Crass, who wanted to damage Thatcher in the run up to the 1983 election, posted 10 copies to major European newspapers. Nothing happened. Then, a year later, the United States Department of Defense released a statement suggesting that the Russian secret service, the KGB, were behind the hoax and intent upon escalating the tensions between the east and west. The tape was also formally discussed by Thatcher with her cabinet, but Crass were soon rumbled by an Observer journalist, who they struck a deal with. They'd admit to making the tape if he would publish the classified information they obtained about the Falklands War. He agreed.
Thatchergate, as it became known, was a superb hoax, and there's an equally brilliant coda to the story that's little-known. Soon after, the KGB got in touch with Crass in the guise of a Russian literary magazine claiming to be interested in their work. Crass suspected the KGB were trying to recruit them, so they stitched them up - by organising a meeting in London to which they also invited an American film crew from CBS news, who had requested an interview with the band.

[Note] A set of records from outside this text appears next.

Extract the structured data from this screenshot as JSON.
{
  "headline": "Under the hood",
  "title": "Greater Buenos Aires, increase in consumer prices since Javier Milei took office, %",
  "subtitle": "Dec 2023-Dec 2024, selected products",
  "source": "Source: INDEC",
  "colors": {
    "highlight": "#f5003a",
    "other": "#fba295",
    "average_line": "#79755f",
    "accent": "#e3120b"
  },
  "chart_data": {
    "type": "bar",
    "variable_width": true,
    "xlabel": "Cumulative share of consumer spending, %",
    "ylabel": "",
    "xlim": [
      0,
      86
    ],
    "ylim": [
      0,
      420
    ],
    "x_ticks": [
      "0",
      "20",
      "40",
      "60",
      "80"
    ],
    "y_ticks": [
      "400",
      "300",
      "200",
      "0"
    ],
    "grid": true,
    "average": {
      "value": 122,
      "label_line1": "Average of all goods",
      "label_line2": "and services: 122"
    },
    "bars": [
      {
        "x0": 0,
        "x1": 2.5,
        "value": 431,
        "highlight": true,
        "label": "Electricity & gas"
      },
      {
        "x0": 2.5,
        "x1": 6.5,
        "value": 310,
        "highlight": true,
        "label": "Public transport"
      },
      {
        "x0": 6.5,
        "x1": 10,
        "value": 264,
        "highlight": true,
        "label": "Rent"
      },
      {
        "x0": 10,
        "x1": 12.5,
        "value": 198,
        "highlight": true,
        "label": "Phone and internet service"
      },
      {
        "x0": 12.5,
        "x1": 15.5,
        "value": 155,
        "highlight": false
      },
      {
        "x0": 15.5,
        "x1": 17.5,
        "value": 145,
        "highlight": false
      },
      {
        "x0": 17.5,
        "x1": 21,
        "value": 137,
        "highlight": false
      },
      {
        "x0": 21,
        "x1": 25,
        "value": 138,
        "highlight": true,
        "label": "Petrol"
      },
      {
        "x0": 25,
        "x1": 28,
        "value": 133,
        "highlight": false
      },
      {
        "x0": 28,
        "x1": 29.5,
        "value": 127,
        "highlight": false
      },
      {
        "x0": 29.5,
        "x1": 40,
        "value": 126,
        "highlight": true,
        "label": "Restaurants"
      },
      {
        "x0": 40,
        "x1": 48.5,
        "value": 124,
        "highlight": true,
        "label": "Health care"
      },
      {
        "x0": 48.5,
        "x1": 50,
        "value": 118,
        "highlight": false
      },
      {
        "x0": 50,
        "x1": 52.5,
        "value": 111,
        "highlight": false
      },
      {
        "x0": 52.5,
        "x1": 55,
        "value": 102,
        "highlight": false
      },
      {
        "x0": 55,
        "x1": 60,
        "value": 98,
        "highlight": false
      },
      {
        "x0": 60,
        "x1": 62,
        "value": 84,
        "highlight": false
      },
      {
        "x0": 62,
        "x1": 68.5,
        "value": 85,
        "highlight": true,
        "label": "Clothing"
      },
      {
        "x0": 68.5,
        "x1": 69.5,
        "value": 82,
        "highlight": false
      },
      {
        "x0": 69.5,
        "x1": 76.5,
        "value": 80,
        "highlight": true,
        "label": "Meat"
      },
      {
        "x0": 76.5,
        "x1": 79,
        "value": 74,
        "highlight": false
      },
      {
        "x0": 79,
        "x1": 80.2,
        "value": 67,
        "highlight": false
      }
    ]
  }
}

As Crass member Penny Rimbaud told The Stool Pigeon music magazine in 2010: "They [CBS] march in and start setting up, and the KGB bloke doesn’t know what to do. He can’t tell 'em to f*** off. So we hyped up the temperature a bit by mentioning keywords like Belgrano and Thatcher, eventually gave each other a wink, got up and walked out, leaving the KGB to deal with CBS. And then we went down the pub."
10. Rick Astley
We'll leave you with a far simpler story. Rickrolling - trolling people into accidentally clicking on the music video for the 1987 Rick Astley song Never Gonna Give You Up - is perhaps the most famous internet meme of all. It made Rick unexpectedly extremely famous again (he recently announced a collaboration with Little Mix) and led to the British singer trolling the internet back in 2008. At the Macy's Thanksgiving Day Parade in New York, he performed a real-life rickroll when he unexpectedly emerged out of the back of a float and sang the song live. It was all very meta, and very funny.